While quantifying the precise healthcare costs associated with rare disease nonadherence remains challenging, we can infer they're substantial. Data suggests nonadherence rates for rare diseases are at least comparable to those of more common diseases. Furthermore, rare disease patients are more likely to be hospitalized. In fact, medication nonadherence contributes to up to 25% of hospitalizations annually in the US [5].

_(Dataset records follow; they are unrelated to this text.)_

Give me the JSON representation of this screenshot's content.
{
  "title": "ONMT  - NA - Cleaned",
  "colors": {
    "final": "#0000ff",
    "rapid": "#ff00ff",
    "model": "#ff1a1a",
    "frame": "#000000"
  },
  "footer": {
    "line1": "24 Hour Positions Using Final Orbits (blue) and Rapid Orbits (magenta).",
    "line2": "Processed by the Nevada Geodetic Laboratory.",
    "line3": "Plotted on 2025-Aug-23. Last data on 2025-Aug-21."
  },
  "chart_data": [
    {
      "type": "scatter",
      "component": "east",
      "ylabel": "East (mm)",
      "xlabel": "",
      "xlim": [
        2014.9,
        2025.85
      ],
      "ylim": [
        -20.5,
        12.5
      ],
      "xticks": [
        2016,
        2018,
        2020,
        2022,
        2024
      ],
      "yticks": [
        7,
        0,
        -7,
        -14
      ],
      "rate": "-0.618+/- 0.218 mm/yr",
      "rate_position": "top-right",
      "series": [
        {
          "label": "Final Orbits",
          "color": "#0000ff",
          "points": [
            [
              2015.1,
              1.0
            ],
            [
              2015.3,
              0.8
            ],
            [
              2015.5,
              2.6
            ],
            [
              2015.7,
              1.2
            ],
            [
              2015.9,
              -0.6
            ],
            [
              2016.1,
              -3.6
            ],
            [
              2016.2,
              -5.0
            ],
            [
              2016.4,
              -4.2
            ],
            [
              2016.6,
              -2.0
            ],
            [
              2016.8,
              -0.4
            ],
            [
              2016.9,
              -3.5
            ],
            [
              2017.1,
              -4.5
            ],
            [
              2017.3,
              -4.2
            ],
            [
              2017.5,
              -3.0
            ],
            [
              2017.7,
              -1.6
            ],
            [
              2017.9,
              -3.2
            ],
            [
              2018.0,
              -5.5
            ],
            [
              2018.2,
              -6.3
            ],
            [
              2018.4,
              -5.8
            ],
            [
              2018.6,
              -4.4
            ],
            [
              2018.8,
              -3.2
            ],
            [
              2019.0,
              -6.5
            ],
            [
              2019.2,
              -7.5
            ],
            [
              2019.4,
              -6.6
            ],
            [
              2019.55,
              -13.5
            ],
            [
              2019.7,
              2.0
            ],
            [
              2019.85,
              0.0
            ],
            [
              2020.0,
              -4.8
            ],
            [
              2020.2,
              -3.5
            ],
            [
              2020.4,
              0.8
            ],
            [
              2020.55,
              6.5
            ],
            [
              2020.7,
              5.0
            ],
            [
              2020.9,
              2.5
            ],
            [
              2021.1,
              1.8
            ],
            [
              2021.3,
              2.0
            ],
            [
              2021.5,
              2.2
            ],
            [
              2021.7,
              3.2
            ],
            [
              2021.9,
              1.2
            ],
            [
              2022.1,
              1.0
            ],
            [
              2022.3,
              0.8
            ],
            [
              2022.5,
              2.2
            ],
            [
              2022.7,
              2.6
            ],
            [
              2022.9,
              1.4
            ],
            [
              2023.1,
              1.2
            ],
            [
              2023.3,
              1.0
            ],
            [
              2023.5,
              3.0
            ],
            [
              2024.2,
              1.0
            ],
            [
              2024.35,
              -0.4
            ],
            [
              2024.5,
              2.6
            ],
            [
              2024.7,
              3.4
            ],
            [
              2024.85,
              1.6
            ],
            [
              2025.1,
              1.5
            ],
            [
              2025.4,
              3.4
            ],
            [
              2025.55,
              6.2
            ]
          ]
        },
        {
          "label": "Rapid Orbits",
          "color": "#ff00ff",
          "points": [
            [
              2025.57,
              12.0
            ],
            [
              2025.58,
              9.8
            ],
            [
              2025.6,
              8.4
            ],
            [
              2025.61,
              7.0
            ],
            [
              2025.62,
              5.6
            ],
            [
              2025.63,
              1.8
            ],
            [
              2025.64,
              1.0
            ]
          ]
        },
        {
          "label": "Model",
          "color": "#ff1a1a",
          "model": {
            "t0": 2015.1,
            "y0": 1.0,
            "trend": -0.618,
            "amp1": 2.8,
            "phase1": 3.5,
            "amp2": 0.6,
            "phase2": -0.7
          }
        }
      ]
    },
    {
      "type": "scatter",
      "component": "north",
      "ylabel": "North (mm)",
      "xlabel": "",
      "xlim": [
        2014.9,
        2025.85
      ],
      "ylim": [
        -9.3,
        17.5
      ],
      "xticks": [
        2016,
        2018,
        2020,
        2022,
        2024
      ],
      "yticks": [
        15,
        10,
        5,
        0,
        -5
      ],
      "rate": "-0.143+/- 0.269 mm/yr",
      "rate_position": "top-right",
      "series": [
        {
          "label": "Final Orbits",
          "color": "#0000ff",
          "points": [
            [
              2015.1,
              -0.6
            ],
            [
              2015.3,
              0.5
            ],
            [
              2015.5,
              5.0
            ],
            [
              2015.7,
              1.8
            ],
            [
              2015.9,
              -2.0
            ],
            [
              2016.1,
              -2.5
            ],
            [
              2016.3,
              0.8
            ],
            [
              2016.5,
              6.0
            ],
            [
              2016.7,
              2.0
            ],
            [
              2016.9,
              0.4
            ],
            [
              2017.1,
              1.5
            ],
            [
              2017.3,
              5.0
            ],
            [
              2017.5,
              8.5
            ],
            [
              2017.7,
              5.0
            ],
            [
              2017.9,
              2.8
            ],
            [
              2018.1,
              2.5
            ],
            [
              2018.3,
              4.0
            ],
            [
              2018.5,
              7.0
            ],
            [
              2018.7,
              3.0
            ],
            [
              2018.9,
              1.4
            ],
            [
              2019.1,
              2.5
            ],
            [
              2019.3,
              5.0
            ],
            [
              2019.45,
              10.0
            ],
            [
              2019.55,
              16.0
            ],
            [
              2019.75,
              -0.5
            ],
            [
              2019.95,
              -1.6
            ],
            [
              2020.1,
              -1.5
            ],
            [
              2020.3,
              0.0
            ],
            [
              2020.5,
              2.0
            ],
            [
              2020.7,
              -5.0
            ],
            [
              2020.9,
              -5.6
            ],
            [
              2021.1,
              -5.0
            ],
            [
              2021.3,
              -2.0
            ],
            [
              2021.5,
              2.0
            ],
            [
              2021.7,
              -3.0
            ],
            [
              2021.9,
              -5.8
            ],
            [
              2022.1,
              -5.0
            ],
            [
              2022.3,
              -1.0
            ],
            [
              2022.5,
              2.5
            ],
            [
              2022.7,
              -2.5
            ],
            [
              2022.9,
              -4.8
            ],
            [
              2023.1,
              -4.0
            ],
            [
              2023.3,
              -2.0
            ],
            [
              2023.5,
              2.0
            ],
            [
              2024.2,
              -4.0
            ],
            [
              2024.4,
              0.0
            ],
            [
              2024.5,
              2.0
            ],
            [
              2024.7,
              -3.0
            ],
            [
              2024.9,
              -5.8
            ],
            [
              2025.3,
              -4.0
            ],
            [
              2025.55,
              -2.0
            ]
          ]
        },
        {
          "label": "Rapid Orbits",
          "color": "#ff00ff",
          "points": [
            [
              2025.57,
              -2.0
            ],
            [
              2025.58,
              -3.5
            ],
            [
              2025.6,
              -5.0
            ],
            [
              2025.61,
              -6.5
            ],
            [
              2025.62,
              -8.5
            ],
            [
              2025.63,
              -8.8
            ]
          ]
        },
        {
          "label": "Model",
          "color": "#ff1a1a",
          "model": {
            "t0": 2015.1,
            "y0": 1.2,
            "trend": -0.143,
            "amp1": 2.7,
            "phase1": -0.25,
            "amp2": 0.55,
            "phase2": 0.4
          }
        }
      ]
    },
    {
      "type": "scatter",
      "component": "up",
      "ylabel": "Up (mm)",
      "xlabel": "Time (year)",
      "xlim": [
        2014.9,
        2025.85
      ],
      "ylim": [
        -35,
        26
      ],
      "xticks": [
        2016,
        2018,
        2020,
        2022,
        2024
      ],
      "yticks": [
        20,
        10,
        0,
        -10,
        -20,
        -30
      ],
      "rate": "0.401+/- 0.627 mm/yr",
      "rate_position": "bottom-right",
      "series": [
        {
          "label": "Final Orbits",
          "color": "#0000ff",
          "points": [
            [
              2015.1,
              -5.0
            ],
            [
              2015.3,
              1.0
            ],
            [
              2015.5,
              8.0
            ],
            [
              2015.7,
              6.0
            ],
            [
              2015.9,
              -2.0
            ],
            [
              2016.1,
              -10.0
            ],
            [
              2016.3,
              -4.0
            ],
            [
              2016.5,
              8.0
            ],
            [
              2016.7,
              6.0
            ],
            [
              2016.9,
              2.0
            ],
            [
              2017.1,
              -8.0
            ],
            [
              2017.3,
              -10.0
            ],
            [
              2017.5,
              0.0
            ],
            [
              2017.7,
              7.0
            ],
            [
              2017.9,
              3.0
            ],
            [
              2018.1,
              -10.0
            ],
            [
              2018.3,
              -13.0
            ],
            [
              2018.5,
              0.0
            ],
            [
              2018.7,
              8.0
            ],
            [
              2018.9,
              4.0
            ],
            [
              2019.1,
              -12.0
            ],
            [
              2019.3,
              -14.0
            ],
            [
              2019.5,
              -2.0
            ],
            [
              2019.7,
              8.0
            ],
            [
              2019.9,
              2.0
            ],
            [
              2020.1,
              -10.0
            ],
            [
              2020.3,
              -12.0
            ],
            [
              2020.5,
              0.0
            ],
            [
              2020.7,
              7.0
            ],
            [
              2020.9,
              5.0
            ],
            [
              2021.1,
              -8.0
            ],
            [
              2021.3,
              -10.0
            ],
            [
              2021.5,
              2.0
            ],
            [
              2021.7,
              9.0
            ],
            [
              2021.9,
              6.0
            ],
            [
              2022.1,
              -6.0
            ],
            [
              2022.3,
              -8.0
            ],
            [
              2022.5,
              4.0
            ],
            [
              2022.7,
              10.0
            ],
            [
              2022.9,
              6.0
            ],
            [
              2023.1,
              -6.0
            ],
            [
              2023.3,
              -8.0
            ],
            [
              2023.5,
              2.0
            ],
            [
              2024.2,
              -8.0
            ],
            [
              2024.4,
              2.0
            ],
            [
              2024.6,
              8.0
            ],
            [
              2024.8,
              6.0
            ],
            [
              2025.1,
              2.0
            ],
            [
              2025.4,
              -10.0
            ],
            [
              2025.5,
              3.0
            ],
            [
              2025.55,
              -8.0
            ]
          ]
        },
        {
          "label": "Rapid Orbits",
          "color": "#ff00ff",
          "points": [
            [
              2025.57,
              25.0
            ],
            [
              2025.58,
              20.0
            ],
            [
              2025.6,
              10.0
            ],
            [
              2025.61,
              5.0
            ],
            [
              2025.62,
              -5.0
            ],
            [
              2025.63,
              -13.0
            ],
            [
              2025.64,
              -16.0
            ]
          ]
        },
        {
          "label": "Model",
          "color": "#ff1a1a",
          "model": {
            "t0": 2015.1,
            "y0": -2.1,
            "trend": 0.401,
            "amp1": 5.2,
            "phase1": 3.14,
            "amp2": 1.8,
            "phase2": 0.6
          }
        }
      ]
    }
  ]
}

Consider the stark comparison: patients with rare diseases experience longer average hospital stays (6.3 days) compared to those with more common conditions (3.8 days) and nearly double the average total charges per hospital discharge ($69,275 versus $36,718) [5].
Final Thoughts
Medication nonadherence has such a profound impact on health that the World Health Organization has stated that "increasing the effectiveness of adherence interventions may have a far greater impact on the health of the population than any improvement in specific medical treatments [6]."
Rare disease medication nonadherence deserves a prominent place in our considerations of overall medication adherence. Recognizing this, Atlantis Health has conducted ground-breaking research to understand the underlying causes of rare disease treatment nonadherence worldwide.
The health impacts associated with rare diseases are too significant to overlook. We hope our new research report on rare disease nonadherence will be widely disseminated and carefully considered by all key stakeholders committed to supporting and treating people living with rare diseases.
Please read and access our new Rare Disease Nonadherence Report.
References:
- Nguengang Wakap, S., Lambert, D. M., Olry, A., Rodwell, C., Gueydan, C., Lanneau, V., ... & Rath, A. Estimating cumulative point prevalence of rare diseases: analysis of the Orphanet database. European Journal of Human Genetics. 2020;28(2): 165-173.
- Food and Drug Administration (FDA). Rare Disease at FDA. Published December 13, 2022. Accessed on May 28, 2023. https://www.fda.gov/patients/rare-diseases-fda.
- Tisdale, A., Cutillo, C. M., Nathan, R., Russo, P., Laraway, B., Haendel, M., ... & Pariser, A. R. The IDeaS initiative: pilot study to assess the impact of rare diseases on patients and healthcare systems. Orphanet Journal of Rare Diseases. 2021; 16: 1-18.
- Uhlenbusch, N. (2019) Depression and anxiety in patients with different rare chronic diseases: A cross-sectional study, National Library of Medicine. Available at: https://pubmed.ncbi.nlm.nih.gov/30785907/.
- Navarrete-Opazo, A. A., Singh, M., Tisdale, A., Cutillo, C. M., & Garrison, S. R. Can you hear us now? The impact of healthcare utilization by rare disease patients in the United States. Genetics in Medicine. 2021;23(11): 2194-2201.
- Sabaté, E. Adherence to long-term therapies: evidence for action. World Health Organization; 2003.